The primary reason is that technology alone does not determine corporate performance and profitability. Employee skills and capabilities play a large role, as do the structures of day-to-day operations and the company’s policies and procedures. In addition the organisation must be flexible enough to respond to an increasingly dynamic environment. And products must meet customer requirements. Investment in Technology-The Service Sector Sinkhole? SMR Forum Service

However, there are still those who seem enamoured of machines:

Rapid growth of robotic industry is leading to novel applications in medical field. Evolution of new terminologies like tele-presence, tele-medicine, tele-consultation, tele-diagnosis, telerounding, tele-health centers, tele-doctors, tele-nurses are overwhelming and required to be readdressed.  Iftikhar

That way leads to a nightmarish world in which we push vulnerable people onto an assembly line and healthcare looks like this but also includes the dehumanising impact of machines:

….. hospitalists care for sick inpatients and are charged with rapid throughput by their administrative overlords; nocturnists do this job as well — but at night; intensivists take over when work in a critical care unit is required; transitionalists step in when the patient is ready to be moved on to rehabilitation (physiatrists) or into a skilled nursing facility (SNFists). Almost at the end of the line are the post-acutists in their long-term care facilities and the palliativists — tasked with keeping the patient home and comfortable — while ending the costly cycle of transfers back and forth to the hospital. Finally, as the physician-aid-in-dying movement continues to gain support, there will be suicidalists adept at handling the paperwork, negotiating the legal shoals and mixing the necessary ingredients when the time comes. Jerald Winakur- The Washington Post

Technology now impinges on every interaction- for better and for worse:

There were the many quiet voices who urged circumspection as long ago as 1990:

Diagnosis is a complex process more involved than producing a nosological label for a set of patient descriptors. Efficient and ethical diagnostic evaluation requires a broad knowledge of people and of disease states. The state of the art in computer-based medical diagnosis does not support the optimistic claim that people can now be replaced by more reliable diagnostic programs. Miller

One could not argue against technology as a tool but the art of medicine requires that technology helps the doctor. People are not disordered machines and the promise of better health is not forthcoming as we throw money at machines hoping for greater access, efficiency, and safety. However, there is now mounting evidence that the patient is not responding and it’s time to pause for thought, again.

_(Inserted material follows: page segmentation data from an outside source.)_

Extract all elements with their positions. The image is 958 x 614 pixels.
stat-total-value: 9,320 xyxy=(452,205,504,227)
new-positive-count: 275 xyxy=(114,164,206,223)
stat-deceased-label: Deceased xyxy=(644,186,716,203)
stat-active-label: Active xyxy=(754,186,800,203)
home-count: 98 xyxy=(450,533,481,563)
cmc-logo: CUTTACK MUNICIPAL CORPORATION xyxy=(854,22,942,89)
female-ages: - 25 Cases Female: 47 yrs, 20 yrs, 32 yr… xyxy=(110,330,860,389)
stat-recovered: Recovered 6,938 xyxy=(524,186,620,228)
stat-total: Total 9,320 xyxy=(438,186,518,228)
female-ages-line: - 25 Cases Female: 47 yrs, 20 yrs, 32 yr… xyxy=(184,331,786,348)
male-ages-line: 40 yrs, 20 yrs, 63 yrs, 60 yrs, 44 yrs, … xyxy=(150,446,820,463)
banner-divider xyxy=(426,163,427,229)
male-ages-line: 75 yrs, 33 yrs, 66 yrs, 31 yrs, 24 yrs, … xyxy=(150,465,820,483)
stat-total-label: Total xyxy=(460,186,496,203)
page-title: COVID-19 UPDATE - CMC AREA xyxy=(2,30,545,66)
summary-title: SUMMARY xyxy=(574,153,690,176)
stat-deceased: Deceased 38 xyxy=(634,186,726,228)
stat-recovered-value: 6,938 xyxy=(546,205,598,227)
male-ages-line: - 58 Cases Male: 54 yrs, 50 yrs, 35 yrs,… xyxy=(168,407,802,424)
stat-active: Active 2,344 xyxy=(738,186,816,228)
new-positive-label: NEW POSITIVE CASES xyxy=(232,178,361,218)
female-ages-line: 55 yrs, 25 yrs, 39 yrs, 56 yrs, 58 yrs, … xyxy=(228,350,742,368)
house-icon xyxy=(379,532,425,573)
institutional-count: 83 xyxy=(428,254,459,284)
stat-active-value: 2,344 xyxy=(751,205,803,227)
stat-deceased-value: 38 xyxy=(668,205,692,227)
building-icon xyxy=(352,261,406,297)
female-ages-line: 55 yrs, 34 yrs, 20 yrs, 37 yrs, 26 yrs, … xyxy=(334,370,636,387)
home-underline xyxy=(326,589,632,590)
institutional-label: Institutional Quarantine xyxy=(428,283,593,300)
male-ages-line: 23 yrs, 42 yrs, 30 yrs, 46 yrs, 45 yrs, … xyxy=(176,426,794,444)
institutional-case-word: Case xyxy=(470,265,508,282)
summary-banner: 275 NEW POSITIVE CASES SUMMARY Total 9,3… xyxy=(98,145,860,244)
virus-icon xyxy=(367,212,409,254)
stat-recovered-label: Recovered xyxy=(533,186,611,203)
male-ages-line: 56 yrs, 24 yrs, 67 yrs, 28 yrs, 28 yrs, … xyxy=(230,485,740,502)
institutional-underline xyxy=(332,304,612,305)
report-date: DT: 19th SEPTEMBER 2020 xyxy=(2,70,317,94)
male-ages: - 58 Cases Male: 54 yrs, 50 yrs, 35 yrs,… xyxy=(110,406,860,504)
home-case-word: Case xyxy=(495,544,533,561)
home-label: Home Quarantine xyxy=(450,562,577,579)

It’s not that complicated. Healthcare works when the doctor and her patient are on the same page. So to what extent does a gadget or gizmo allow that? Does it help them to:

  1. Work out what’s wrong together?
  2. Make it easier for them to work together?
  3. Make it easier for them to achieve a goal together?

If it becomes a substitute for the doctor it will disappoint. People respond best to human doctors. No ifs or buts. Medical school 101. Doctors also have choices in how they deploy and interact with technology. Turning to face the computer, ordering a test and recommending an app aren’t always the way to the best outcome.